Benefits Of Sleep

Benefits of Sleep

Sleep is healing. Think about how you feel after a good night's sleep. Your body is rejuvenated and brimming with energy. Your mind is clear and sharp. A night of restful sleep can instill a powerful sense of well-being, a sense of being primed and ready to meet the day.

A night of restful sleep can instill a powerful sense of well-being

What's behind these physically and mentally restorative powers of sleep? You might be surprised to learn the substantial health benefits that a good night of sleep can give you, and of the importance of sleep to your overall good health.


Sleep promotes cell repair

During sleep — particularly during phases of deep sleep — the body releases high concentrations of growth hormone. The human growth hormone has broad and powerful effects on both body and mind. Throughout the body, growth hormone spurs cell and tissue repair. By repairing cells and promoting new cell growth, this hormone helps to restore higher, more youthful levels of function to the body's organs and systems. Growth hormone also gives a boost to the body's immune system, helps protect against stroke and heart attack, and helps strengthen bones against osteoporosis. Growth hormone also can act like a natural cosmetic: it helps restore elasticity to the skin, it smoothes wrinkles, it strengthens hair and nails.

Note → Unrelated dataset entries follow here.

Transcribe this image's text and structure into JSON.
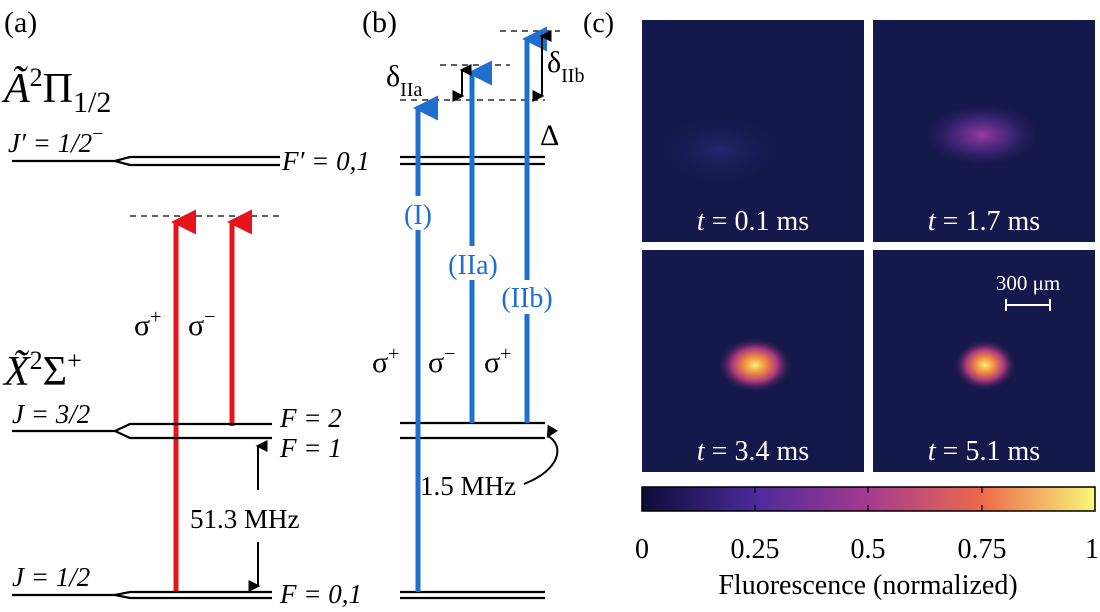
{
  "panel_a": {
    "label": "(a)",
    "excited": {
      "symbol": "Ã",
      "sup": "2",
      "term": "Π",
      "sub": "1/2"
    },
    "excited_level": {
      "J": "J′ = 1/2",
      "parity": "−",
      "F": "F′ = 0,1"
    },
    "ground": {
      "symbol": "X̃",
      "sup": "2",
      "term": "Σ",
      "sup2": "+"
    },
    "upper_level": {
      "J": "J = 3/2",
      "F_upper": "F = 2",
      "F_lower": "F = 1"
    },
    "lower_level": {
      "J": "J = 1/2",
      "F": "F = 0,1"
    },
    "splitting": "51.3 MHz",
    "beams": [
      {
        "pol": "σ",
        "sign": "+"
      },
      {
        "pol": "σ",
        "sign": "−"
      }
    ]
  },
  "panel_b": {
    "label": "(b)",
    "detunings": [
      {
        "symbol": "δ",
        "sub": "IIa"
      },
      {
        "symbol": "δ",
        "sub": "IIb"
      }
    ],
    "Delta": "Δ",
    "beams": [
      {
        "name": "(I)",
        "pol": "σ",
        "sign": "+"
      },
      {
        "name": "(IIa)",
        "pol": "σ",
        "sign": "−"
      },
      {
        "name": "(IIb)",
        "pol": "σ",
        "sign": "+"
      }
    ],
    "splitting": "1.5 MHz"
  },
  "panel_c": {
    "label": "(c)",
    "images": [
      {
        "t": "t",
        "rest": " = 0.1 ms"
      },
      {
        "t": "t",
        "rest": " = 1.7 ms"
      },
      {
        "t": "t",
        "rest": " = 3.4 ms"
      },
      {
        "t": "t",
        "rest": " = 5.1 ms"
      }
    ],
    "scale_bar": "300 μm",
    "colorbar": {
      "ticks": [
        "0",
        "0.25",
        "0.5",
        "0.75",
        "1"
      ],
      "label": "Fluorescence (normalized)"
    }
  }
}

Sound like a wonder drug? It is. Growth hormone is the body's own natural anti-aging serum. But it comes with a catch. To experience the full effects of growth hormone's powerful protective benefits, you must sleep, and sleep well.


Sleep plays a role in cardiovascular and metabolic health

A substantial and growing body of research has found insufficient and poor-quality sleep linked to increased risk of cardiovascular and metabolic diseases, including:

  • obesity
  • diabetes
  • heart disease
  • high blood pressure

How does sleep influence conditions such as high blood pressure, which affects one third of U.S. adults and can lead to other serious medical conditions such as heart attack and stroke? Sleep is a restorative period for the cardiovascular system, when heart rate and blood pressure lower naturally. What's more, sleep deprivation is linked to increased levels of stress hormones, such as cortisol. Elevated levels of stress hormones can lead to inflammation. Inflammation, in turn, increases risk of high blood pressure.

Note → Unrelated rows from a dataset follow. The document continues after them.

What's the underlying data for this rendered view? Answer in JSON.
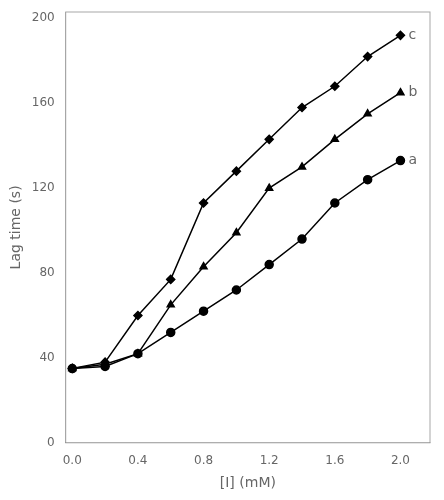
{
  "chart_data": {
    "type": "line",
    "xlabel": "[I] (mM)",
    "ylabel": "Lag time (s)",
    "x": [
      0.0,
      0.2,
      0.4,
      0.6,
      0.8,
      1.0,
      1.2,
      1.4,
      1.6,
      1.8,
      2.0
    ],
    "series": [
      {
        "name": "a",
        "color": "#000000",
        "marker": "circle",
        "values": [
          35,
          36,
          42,
          52,
          62,
          72,
          84,
          96,
          113,
          124,
          133
        ]
      },
      {
        "name": "b",
        "color": "#000000",
        "marker": "triangle",
        "values": [
          35,
          37,
          42,
          65,
          83,
          99,
          120,
          130,
          143,
          155,
          165
        ]
      },
      {
        "name": "c",
        "color": "#000000",
        "marker": "diamond",
        "values": [
          35,
          38,
          60,
          77,
          113,
          128,
          143,
          158,
          168,
          182,
          192
        ]
      }
    ],
    "xlim": [
      -0.04,
      2.18
    ],
    "ylim": [
      0,
      203
    ],
    "xticks": [
      {
        "value": 0.0,
        "label": "0.0"
      },
      0.4,
      0.8,
      1.2,
      1.6,
      {
        "value": 2.0,
        "label": "2.0"
      }
    ],
    "yticks": [
      0,
      40,
      80,
      120,
      160,
      200
    ],
    "grid": false
  }
}
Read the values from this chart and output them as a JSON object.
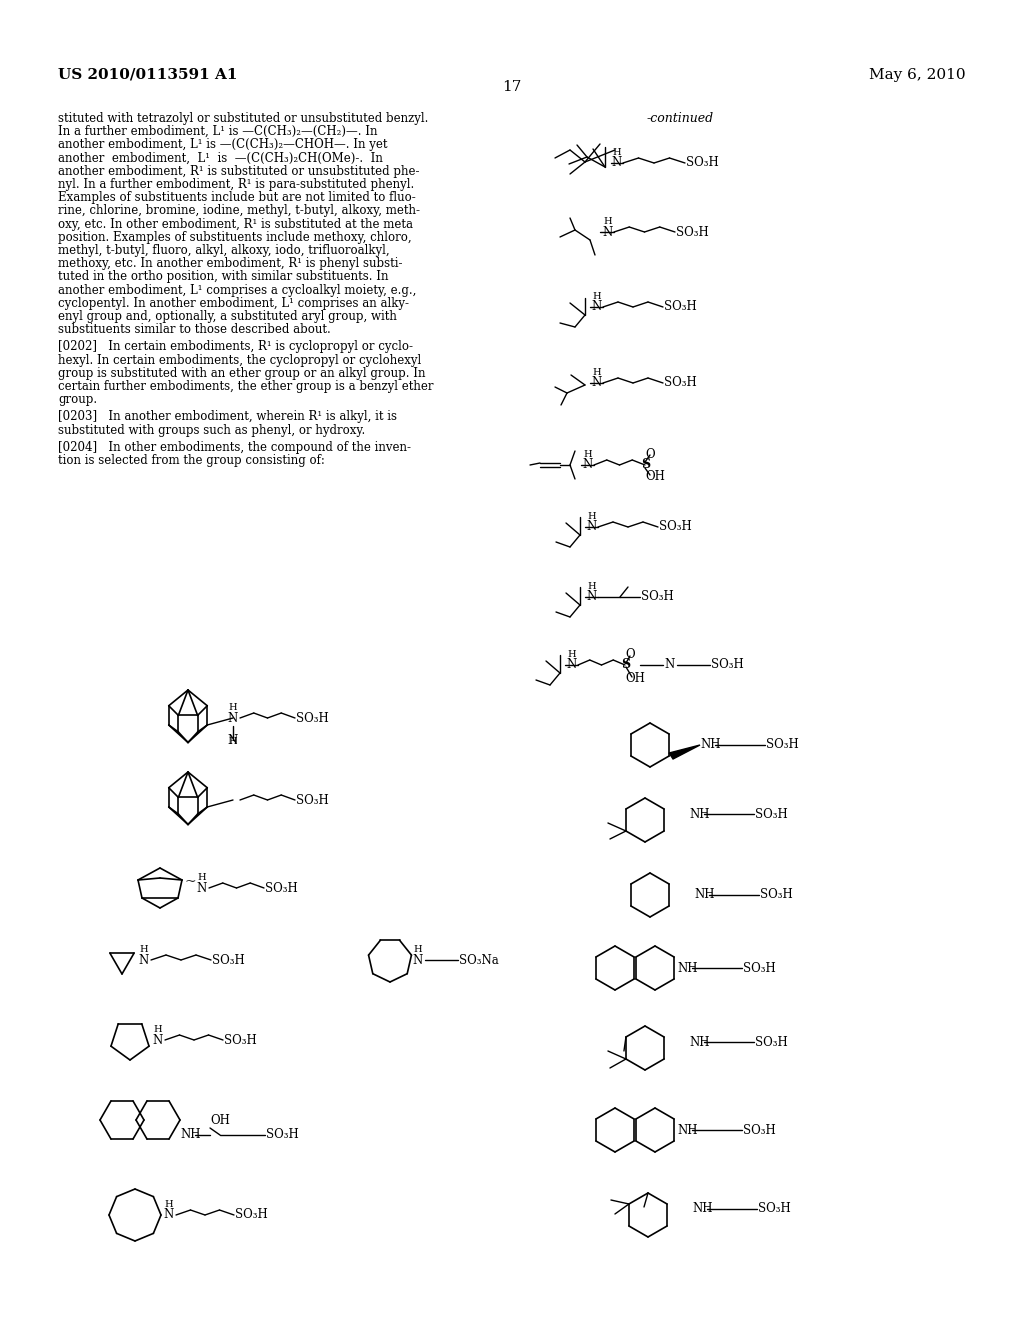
{
  "header_left": "US 2010/0113591 A1",
  "header_right": "May 6, 2010",
  "page_number": "17",
  "background_color": "#ffffff",
  "text_color": "#000000",
  "continued_label": "-continued",
  "body_text_lines": [
    "stituted with tetrazolyl or substituted or unsubstituted benzyl.",
    "In a further embodiment, L¹ is —C(CH₃)₂—(CH₂)—. In",
    "another embodiment, L¹ is —(C(CH₃)₂—CHOH—. In yet",
    "another  embodiment,  L¹  is  —(C(CH₃)₂CH(OMe)-.  In",
    "another embodiment, R¹ is substituted or unsubstituted phe-",
    "nyl. In a further embodiment, R¹ is para-substituted phenyl.",
    "Examples of substituents include but are not limited to fluo-",
    "rine, chlorine, bromine, iodine, methyl, t-butyl, alkoxy, meth-",
    "oxy, etc. In other embodiment, R¹ is substituted at the meta",
    "position. Examples of substituents include methoxy, chloro,",
    "methyl, t-butyl, fluoro, alkyl, alkoxy, iodo, trifluoroalkyl,",
    "methoxy, etc. In another embodiment, R¹ is phenyl substi-",
    "tuted in the ortho position, with similar substituents. In",
    "another embodiment, L¹ comprises a cycloalkyl moiety, e.g.,",
    "cyclopentyl. In another embodiment, L¹ comprises an alky-",
    "enyl group and, optionally, a substituted aryl group, with",
    "substituents similar to those described about."
  ],
  "para_0202_lines": [
    "[0202]   In certain embodiments, R¹ is cyclopropyl or cyclo-",
    "hexyl. In certain embodiments, the cyclopropyl or cyclohexyl",
    "group is substituted with an ether group or an alkyl group. In",
    "certain further embodiments, the ether group is a benzyl ether",
    "group."
  ],
  "para_0203_lines": [
    "[0203]   In another embodiment, wherein R¹ is alkyl, it is",
    "substituted with groups such as phenyl, or hydroxy."
  ],
  "para_0204_lines": [
    "[0204]   In other embodiments, the compound of the inven-",
    "tion is selected from the group consisting of:"
  ],
  "figsize": [
    10.24,
    13.2
  ],
  "dpi": 100
}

Sleep also provides highly restorative benefits to the mind, fueling memory, cognition, and learning. Sleep deprivation impairs concentration and focus, shortens attention span, and inhibits the brain from absorbing new information.

The ability to recall information from memory is also hindered in people who are sleep deprived. Research suggests that deep sleep — also known as slow-wave sleep — may play a particularly critical role in our ability to acquire new knowledge through learning, and also in preserving this new information as long-term memory. Decision-making also can be compromised by lack of sleep. When we're tired and fatigued, our judgment often suffers.

As we grow older, time spent in the stages of slow-wave sleep and REM sleep — both important to physical health and mental acuity — decreases. A strong sleep routine becomes even more critical to our physical and mental well being as we age.

Sleeping well is a powerful tool for health of both body and mind.

Consult your physician if you have trouble with sleep on a regular basis.